As a first example, Monckton cites the litigation back in the 1990s between tobacco companies and the EPA over the alleged dangers of indoor second-hand tobacco smoke. As with the oil companies in the Oakland and SF suits, the tobacco companies exhausted all their procedural defenses and motions without success, and then were forced to present the science — which, in the case of second hand smoke, was extremely strong for their side, and weak for the EPA. In 1998, a federal judge in North Carolina named William Osteen wrote a 100 page opinion excoriating the EPA and vindicating the tobacco companies on this issue. (Of course, the tobacco companies had other problems in the case of actual smokers.). Monckton:

If anyone doubts the competence of the courts to decide upon disputed questions of science – a doubt frequently and nervously expressed by climate lobbyists desperate to avoid thorough judicial scrutiny of their preposterous position on global warming – that doubt is dispelled by Judge Osteen’s masterly consideration of the substantive scientific merits of EPA’s case.

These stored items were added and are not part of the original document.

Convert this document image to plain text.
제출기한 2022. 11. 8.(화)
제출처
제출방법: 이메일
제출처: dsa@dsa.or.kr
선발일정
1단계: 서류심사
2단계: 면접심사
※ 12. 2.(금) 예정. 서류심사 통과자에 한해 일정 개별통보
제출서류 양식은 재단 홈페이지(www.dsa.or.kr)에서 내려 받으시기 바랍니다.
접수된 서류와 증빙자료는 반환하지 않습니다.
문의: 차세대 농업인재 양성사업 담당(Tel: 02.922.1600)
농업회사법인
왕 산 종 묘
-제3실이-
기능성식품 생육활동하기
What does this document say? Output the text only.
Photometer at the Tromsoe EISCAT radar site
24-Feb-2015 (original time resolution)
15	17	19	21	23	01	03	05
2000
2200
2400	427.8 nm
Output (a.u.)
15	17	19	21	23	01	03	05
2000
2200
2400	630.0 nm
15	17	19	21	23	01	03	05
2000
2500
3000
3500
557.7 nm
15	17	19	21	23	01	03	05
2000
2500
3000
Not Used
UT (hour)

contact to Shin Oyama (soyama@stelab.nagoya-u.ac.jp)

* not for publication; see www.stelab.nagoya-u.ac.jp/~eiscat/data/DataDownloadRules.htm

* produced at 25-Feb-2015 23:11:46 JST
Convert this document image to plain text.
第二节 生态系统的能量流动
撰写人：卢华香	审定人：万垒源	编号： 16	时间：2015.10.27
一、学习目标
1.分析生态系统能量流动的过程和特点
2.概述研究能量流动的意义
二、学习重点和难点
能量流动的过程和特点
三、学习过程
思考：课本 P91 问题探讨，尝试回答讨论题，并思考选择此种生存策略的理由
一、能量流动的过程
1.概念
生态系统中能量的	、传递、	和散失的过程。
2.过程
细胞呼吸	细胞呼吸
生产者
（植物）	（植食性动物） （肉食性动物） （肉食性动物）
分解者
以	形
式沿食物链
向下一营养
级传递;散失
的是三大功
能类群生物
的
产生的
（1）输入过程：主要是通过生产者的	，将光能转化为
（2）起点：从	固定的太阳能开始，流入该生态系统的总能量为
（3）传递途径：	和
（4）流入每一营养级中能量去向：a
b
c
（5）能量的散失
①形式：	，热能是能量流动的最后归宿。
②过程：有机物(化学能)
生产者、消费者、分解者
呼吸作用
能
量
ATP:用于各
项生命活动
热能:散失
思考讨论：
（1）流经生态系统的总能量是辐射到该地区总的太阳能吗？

And then there was the litigation in England where a truck driver, seeking to protect his kid from the propaganda of Al Gore’s climate movie “An Inconvenient Truth,” brought suit to get that film excluded from the English schools. Monckton again:

The moment the Government received the scientific testimony, it folded and agreed to pay half a million dollars’ costs to the truck-driver, and to circulate the movie only if it was accompanied by 77 pages of corrective guidance.

I would say that I am not quite as sanguine as Monckton. The global warming issue is highly politicized, and a very progressive judge could very likely not be subject to convincing even by the most completely definitive demonstration. On the other hand, the oil companies are coming to the point when they can’t duck this issue. So far, the alarmist side has had a huge advantage of funding even with no real science to back it up. That could soon be changing, maybe after the string gets played out for another year or two.